Abstract:Randomized Hadamard Transforms (RHTs) have emerged as a computationally efficient alternative to the use of dense unstructured random matrices across a range of domains in computer science and machine learning. For several applications such as dimensionality reduction and compressed sensing, the theoretical guarantees for methods based on RHTs are comparable to approaches using dense random matrices with i.i.d.\ entries. However, several such applications are in the low-dimensional regime where the number of rows sampled from the matrix is rather small. Prior arguments are not applicable to the high-dimensional regime often found in machine learning applications like kernel approximation.
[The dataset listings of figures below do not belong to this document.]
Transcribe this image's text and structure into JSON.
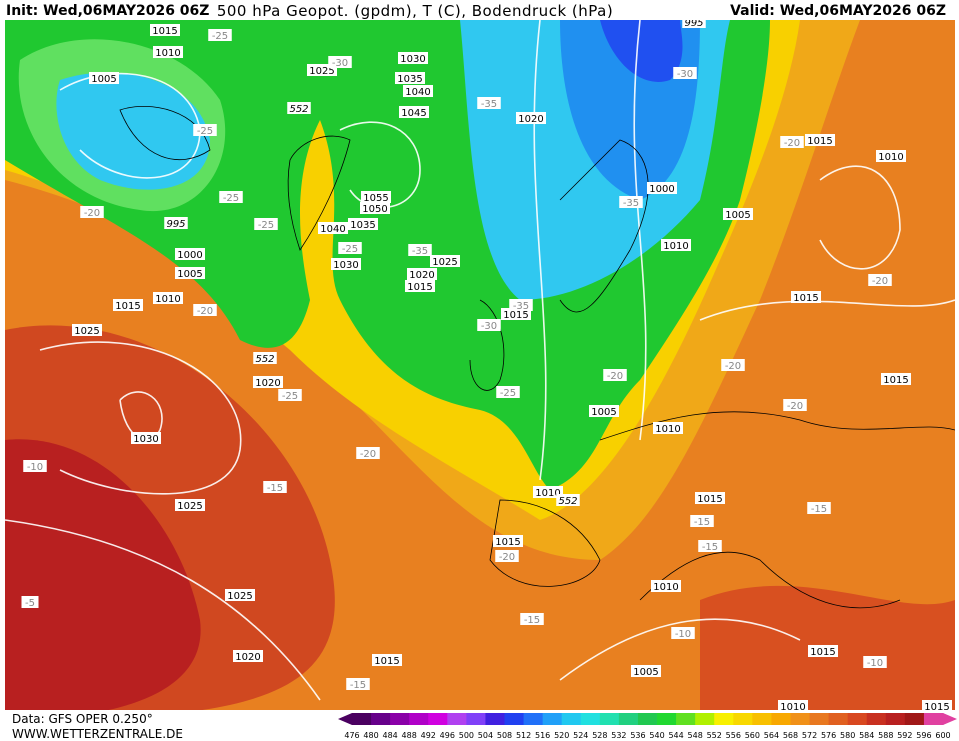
{
  "header": {
    "init": "Init: Wed,06MAY2026 06Z",
    "title": "500 hPa Geopot. (gpdm), T (C), Bodendruck (hPa)",
    "valid": "Valid: Wed,06MAY2026 06Z"
  },
  "footer": {
    "source": "Data: GFS OPER 0.250°",
    "site": "WWW.WETTERZENTRALE.DE"
  },
  "colorbar": {
    "labels": [
      476,
      480,
      484,
      488,
      492,
      496,
      500,
      504,
      508,
      512,
      516,
      520,
      524,
      528,
      532,
      536,
      540,
      544,
      548,
      552,
      556,
      560,
      564,
      568,
      572,
      576,
      580,
      584,
      588,
      592,
      596,
      600
    ],
    "colors": [
      "#4a0060",
      "#66008a",
      "#8a00a8",
      "#b000c8",
      "#d000e0",
      "#b040f0",
      "#8040f8",
      "#4020e0",
      "#2040f0",
      "#2070f8",
      "#20a0f8",
      "#20c8f0",
      "#20e0e0",
      "#20e0b0",
      "#20d080",
      "#20c850",
      "#20d830",
      "#60e020",
      "#b0f000",
      "#f8f000",
      "#f8d800",
      "#f8c000",
      "#f8a800",
      "#f09018",
      "#e87820",
      "#e06020",
      "#d84820",
      "#c83020",
      "#b82020",
      "#a01818",
      "#e040a0"
    ]
  },
  "map": {
    "labels": [
      "1015",
      "1010",
      "1005",
      "995",
      "1000",
      "1005",
      "1015",
      "1010",
      "1025",
      "1020",
      "1030",
      "1025",
      "1025",
      "1020",
      "1015",
      "1030",
      "1025",
      "1035",
      "1040",
      "1045",
      "1055",
      "1050",
      "1035",
      "1040",
      "1030",
      "1020",
      "1025",
      "1015",
      "1020",
      "1015",
      "1000",
      "1005",
      "1010",
      "1015",
      "1010",
      "1015",
      "1015",
      "1005",
      "1010",
      "1010",
      "1015",
      "1015",
      "1010",
      "1005",
      "1015",
      "1010",
      "1015",
      "995",
      "-25",
      "-25",
      "-25",
      "-20",
      "-25",
      "-20",
      "-30",
      "-35",
      "-25",
      "-35",
      "-30",
      "-35",
      "-20",
      "-20",
      "-35",
      "-30",
      "-25",
      "-20",
      "-20",
      "-20",
      "-25",
      "-20",
      "-15",
      "-10",
      "-20",
      "-15",
      "-15",
      "-15",
      "-15",
      "-10",
      "-10",
      "-15",
      "-5",
      "552",
      "552",
      "552"
    ]
  }
}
Given an ensemble of RHTs with Gaussian diagonals, $\{M^i\}_{i = 1}^m$, and any $1$-Lipschitz function, $f: \mathbb{R} \to \mathbb{R}$, we prove that the average of $f$ over the entries of $\{M^i v\}_{i = 1}^m$ converges to its expectation uniformly over $\| v \| \leq 1$ at a rate comparable to that obtained from using truly Gaussian matrices. We use our inequality to then derive improved guarantees for two applications in the high-dimensional regime: 1) kernel approximation and 2) distance estimation. For kernel approximation, we prove the first \emph{uniform} approximation guarantees for random features constructed through RHTs lending theoretical justification to their empirical success while for distance estimation, our convergence result implies data structures with improved runtime guarantees over previous work by the authors. We believe our general inequality is likely to find use in other applications.